Jennifer Becker sure gets around: She’s also promoted other work-at-home systems including A to Z Cash System and My Home Cash System. These systems still exist online, although the majority of their buttons and links have been disabled.
When you click on the news story to learn more, you are directed to the following page:
What exactly is Earn at Home Club? That part is never actually explained, but apparently it requires a computer. Somehow or other, it also involves making money on the newest craze called the Internet.
Earn at Home Club’s ‘testimonials’
Earn at Home Club also features the following glowing testimonials. Rachel Heinz, Max D., and Beth and Sam all give this system a thumbs up- yet never explain what exactly they are doing to make money:
So, who are these satisfied customers? Using Google’s image search, I found all of them here:
A fake urgency to buy
If you input your information here, you’re next taken to this sales page. Notice the timer running in the background that makes it seem like you need to sign up now or risk missing out on this opportunity. This timer magically resets itself when you refresh the page or try to click away from it.
There is also a lot of attention directed to the limited time available to take advantage of this offer and how it’s your “LAST CHANCE to become financially secure.”
But it’s only
$99 $4.97 $1!
Initially, you are asked to pay $4.97 to access Earn at Home Club, which is a huge discount compared to its initial price of $99. However, if you use your back button a few times, the price drops to just $1. What a deal, right?

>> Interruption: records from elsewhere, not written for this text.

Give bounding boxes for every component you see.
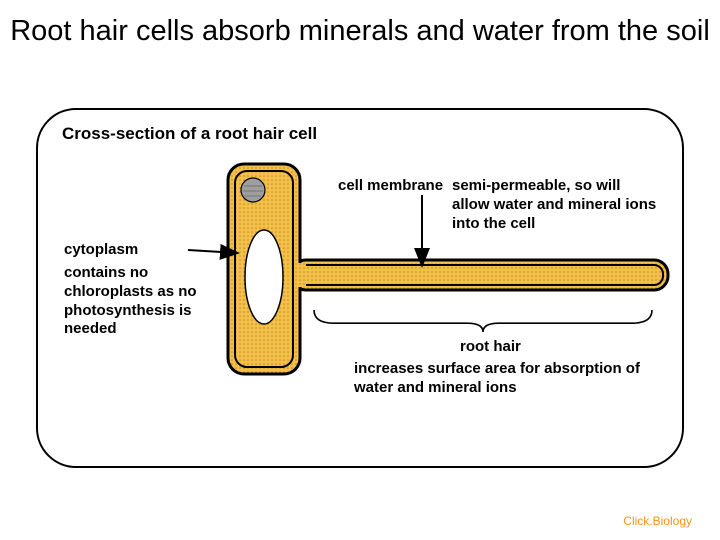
membrane-label-body: semi-permeable, so will allow water and … — [452, 177, 657, 233]
footer-credit: Click.Biology — [623, 514, 692, 528]
cytoplasm-label-heading: cytoplasm — [64, 241, 138, 260]
roothair-label-body: increases surface area for absorption of… — [354, 360, 660, 398]
page-title: Root hair cells absorb minerals and wate… — [0, 14, 720, 49]
roothair-label-heading: root hair — [460, 338, 521, 357]
diagram-panel: Cross-section of a root hair cell — [36, 108, 684, 468]
membrane-label-heading: cell membrane — [338, 177, 443, 196]
cytoplasm-label-body: contains no chloroplasts as no photosynt… — [64, 264, 216, 339]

At this point, you might be thinking to yourself, It’s only $1, so why not try it? Before you take out your credit or debit card, be take note of the terms listed on this sales page:
Enroll today and your card will be charged $1 to validate it.You will then be given a 3 day trial period from your authorization date,at the end of this period unless you cancel your trial,the program’s full price of $39 will be charged and after 30 days $39 every 1 month until cancelled to the card you signed up with.In addition to this you will receive a 10 day free access to the facebook training. After 10 days, if you do not cancel we will charge you for $1 and three days later $29 per month until you cancel. You may cancel at anytime and have a 90 day money back guarantee!.
So, within 10 days, you could arguably be paying close to $70/month for this “work-at-home system.”

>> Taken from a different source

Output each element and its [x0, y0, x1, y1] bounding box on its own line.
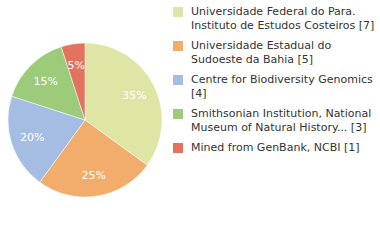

Arguably, you could call up the program and cancel your membership before your trial is finished. However, there is a little problem with that plan- from various scam and review sites posted online, people who have already been burned by Earn at Home Club report that the chat agents disconnect from the chats after someone logs in and reports an issue. Likewise, it’s incredibly difficult to downright impossible to reach a support agent by phone.
What about the positive reviews?
If you peruse Google’s search results for Earn at Home Club, you’ll find program reviews like these:
However, if you inspect the links within those pages, you’ll find that they are affiliate links. Apparently, Earn at Home Club offers its affiliates a $25.50 commission for each person that signs up.

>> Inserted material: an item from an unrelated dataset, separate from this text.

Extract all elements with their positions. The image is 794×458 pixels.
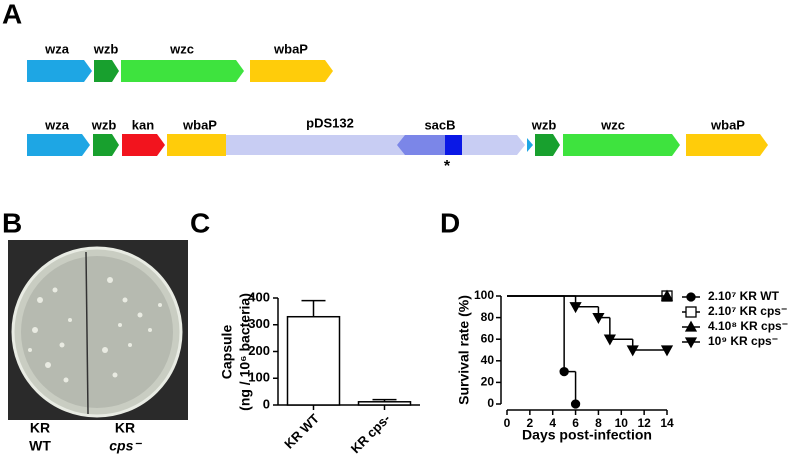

How to avoid work-at-home scams
Most work-at-home scams operate via a predictable formula that includes the following operators:
- Appeal to the emotions. Scammers go on and on about how bad the economy is to incite your anxiety, or about their lavish lifestyles to make you envious.
- Limited time opportunity. You only have X amount of time to sign up or there are only 10 places left before this offer expires.
- Easy money. The scammers mention how you’ll “make money while you sleep” or use a turnkey or push button system to make loads of money per day. Money- not the work involved to earn it- is emphasized.
- Little or no information. Very little, if any, information is provided regarding how the money is earned or how the business functions. Terms like “proprietary” and “secret” are frequently used.
- Fake testimonials. The testimonials are all fake, the customer photos are stock photos, and the persons involved don’t even exist.
- Short or no refund terms. The time to obtain a refund is either extremely short or non-existent.
- Little to no contact info. You have no clue who is taking and processing your order and who to reach in case of a refund or cancellation.
The bottom line with most work-at-home scams is that, if you can’t explain how the “business opportunity” works to your own grandmother, then you should be extremely leery of signing up and (especially) providing your contact information.